João: falo de lavagem ao cérebro porque os estudantes aceitam impávidos as afirmações mais extraordinárias, abandonando todo o seu sentido crítico.
Acho óptimo que não concordes com os argumentos de Nagel, mas deves aplicar exactamente a mesma exigência crítica aos autores com os quais concordas.

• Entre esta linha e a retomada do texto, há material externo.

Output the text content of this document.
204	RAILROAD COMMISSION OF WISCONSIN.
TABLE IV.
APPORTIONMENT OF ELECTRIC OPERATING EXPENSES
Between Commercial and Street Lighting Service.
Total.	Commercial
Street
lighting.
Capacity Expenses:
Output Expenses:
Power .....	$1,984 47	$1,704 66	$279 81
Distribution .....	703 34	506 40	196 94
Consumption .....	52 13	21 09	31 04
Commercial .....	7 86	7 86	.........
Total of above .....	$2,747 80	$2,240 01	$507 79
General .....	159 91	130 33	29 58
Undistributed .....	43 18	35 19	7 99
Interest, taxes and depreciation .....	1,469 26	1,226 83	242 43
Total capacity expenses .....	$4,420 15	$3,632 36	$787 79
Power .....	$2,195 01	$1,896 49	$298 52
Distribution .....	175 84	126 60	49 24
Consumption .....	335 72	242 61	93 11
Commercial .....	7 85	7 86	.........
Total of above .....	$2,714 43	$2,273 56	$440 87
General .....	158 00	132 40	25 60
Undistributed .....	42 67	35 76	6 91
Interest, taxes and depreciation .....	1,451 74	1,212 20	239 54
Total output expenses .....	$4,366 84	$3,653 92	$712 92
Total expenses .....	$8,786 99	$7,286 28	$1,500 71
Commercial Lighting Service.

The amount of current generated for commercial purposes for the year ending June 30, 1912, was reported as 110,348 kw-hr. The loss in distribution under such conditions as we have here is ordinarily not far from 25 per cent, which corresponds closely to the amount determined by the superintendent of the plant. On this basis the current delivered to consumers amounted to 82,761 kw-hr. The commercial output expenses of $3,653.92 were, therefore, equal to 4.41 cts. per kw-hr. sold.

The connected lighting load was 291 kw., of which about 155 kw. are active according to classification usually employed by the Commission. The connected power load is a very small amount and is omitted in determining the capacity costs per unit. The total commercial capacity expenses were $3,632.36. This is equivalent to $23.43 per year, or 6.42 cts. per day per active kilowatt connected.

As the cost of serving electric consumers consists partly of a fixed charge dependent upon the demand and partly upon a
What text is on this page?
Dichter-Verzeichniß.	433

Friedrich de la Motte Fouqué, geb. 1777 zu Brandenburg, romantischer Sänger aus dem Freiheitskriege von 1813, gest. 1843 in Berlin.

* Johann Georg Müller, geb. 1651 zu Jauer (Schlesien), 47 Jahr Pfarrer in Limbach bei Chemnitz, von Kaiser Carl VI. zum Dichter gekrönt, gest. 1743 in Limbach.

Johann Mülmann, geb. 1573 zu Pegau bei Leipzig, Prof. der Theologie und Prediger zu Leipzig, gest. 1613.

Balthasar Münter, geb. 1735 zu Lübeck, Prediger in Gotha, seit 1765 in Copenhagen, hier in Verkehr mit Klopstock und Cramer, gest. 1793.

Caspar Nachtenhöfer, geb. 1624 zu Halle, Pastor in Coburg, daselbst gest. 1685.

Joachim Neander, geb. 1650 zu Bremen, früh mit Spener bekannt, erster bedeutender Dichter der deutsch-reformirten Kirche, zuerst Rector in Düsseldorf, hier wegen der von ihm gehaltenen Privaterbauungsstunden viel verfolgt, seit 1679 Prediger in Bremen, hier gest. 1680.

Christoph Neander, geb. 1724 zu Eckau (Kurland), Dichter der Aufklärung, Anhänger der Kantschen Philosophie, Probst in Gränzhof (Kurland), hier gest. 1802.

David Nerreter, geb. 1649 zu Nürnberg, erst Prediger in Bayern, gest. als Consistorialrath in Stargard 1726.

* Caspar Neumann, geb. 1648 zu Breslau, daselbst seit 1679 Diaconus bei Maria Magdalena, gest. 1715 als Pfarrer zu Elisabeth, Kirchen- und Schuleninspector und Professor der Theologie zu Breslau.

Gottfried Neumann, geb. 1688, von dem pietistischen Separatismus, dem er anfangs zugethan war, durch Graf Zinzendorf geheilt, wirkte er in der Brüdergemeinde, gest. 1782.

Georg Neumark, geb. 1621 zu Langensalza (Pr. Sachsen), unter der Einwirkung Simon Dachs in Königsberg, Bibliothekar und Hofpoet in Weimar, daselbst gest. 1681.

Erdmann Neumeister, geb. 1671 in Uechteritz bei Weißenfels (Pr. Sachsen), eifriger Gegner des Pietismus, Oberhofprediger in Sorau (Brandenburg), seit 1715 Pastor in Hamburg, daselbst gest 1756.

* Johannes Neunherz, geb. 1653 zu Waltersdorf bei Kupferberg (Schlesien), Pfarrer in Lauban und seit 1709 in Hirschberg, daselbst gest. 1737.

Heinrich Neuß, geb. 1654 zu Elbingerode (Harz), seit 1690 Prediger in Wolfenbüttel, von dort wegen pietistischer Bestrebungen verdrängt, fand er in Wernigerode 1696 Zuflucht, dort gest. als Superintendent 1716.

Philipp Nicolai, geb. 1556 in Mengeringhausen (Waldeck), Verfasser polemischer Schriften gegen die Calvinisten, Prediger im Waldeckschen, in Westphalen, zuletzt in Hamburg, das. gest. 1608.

A designação "pós-modernismo" é muito interessante. Quando serve para dar cacetada em qualquer coisa sensata -- como a ideia de que o modus ponens é válido -- serve perfeitamente para dizer que isso é um dogma moderno, mas hoje foi ultrapassado. Mas quando se começa a discutir e a desconstruir o pós-modernismo, subitamente até já nem há autores pós-modernos. Aldrabice, é o que é.
Desidério,
Continuo a achar que as tuas afirmações são superficiais e injustas para muitos autores (sobretudo os que identificam com a hermeneutica).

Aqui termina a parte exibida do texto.